Le contraste était saisissant avec l'année précédente, dans la même ville, lorsqu'il avait déployé, pendant près d'une heure et demie et dans un tourbillon assourdissant, des talents de showman, concluant en citant Elton John.
Jeudi matin, après une rafale de tweets vengeurs, il a laissé libre cours à sa frustration lors d'une rencontre - fermée à la presse - avec les équipes de la mission américaine aux Nations unies.

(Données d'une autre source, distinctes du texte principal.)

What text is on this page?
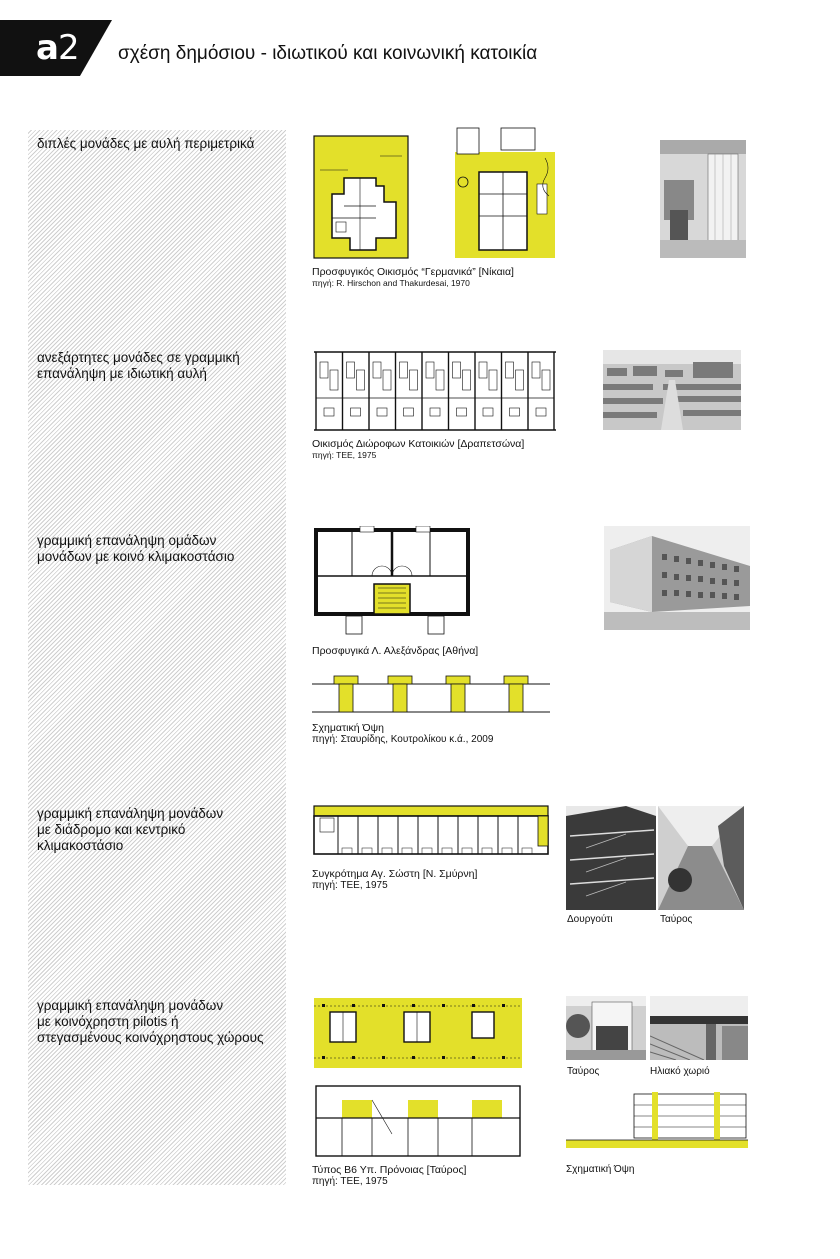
a2 σχέση δημόσιου - ιδιωτικού και κοινωνική κατοικία
διπλές μονάδες με αυλή περιμετρικά
Προσφυγικός Οικισμός “Γερμανικά” [Νίκαια]
πηγή: R. Hirschon and Thakurdesai, 1970
ανεξάρτητες μονάδες σε γραμμική
επανάληψη με ιδιωτική αυλή
Οικισμός Διώροφων Κατοικιών [Δραπετσώνα]
πηγή: ΤΕΕ, 1975
γραμμική επανάληψη ομάδων
μονάδων με κοινό κλιμακοστάσιο
Προσφυγικά Λ. Αλεξάνδρας [Αθήνα]
Σχηματική Όψη
πηγή: Σταυρίδης, Κουτρολίκου κ.ά., 2009
γραμμική επανάληψη μονάδων
με διάδρομο και κεντρικό
κλιμακοστάσιο
Συγκρότημα Αγ. Σώστη [Ν. Σμύρνη]
πηγή: ΤΕΕ, 1975
Δουργούτι	Ταύρος
γραμμική επανάληψη μονάδων
με κοινόχρηστη pilotis ή
στεγασμένους κοινόχρηστους χώρους
Ταύρος	Ηλιακό χωριό
Σχηματική Όψη
Τύπος Β6 Υπ. Πρόνοιας [Ταύρος]
πηγή: ΤΕΕ, 1975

Dans un enregistrement diffusé par le Los Angeles Times, on l'entend marteler sa volonté de découvrir qui a fourni les informations au lanceur d'alerte, jugeant qu'il s'agissait "presque d'un espion". "Vous savez ce qu'on faisait au bon vieux temps (...) avec les espions?", ajoute-t-il, menaçant.
L'ancien magnat de l'immobilier a prouvé par le passé, en d'innombrables occasions, qu'il avait du ressort.
Dans l'attente d'éventuelles nouvelles révélations embarrassantes, une stratégie se dessine: se poser en victime de basses manoeuvres politiques de la part d'adversaires qui n'auraient jamais véritablement digéré la victoire surprise en 2016 d'un homme qui ne faisait pas partie du sérail.
Certains analystes voient même dans la décision des démocrates de lancer une procédure de destitution un "cadeau" fait à Donald Trump, qui pourrait lui permettre, en criant à l'injustice, de mieux galvaniser sa base.
A son arrivée jeudi à la base militaire d'Andrews, dans la banlieue de Washington, il a joué sur cette corde, parlant de lui à la troisième personne.
"Ce qui est arrivé à ce président, cela n'aurait jamais dû arriver".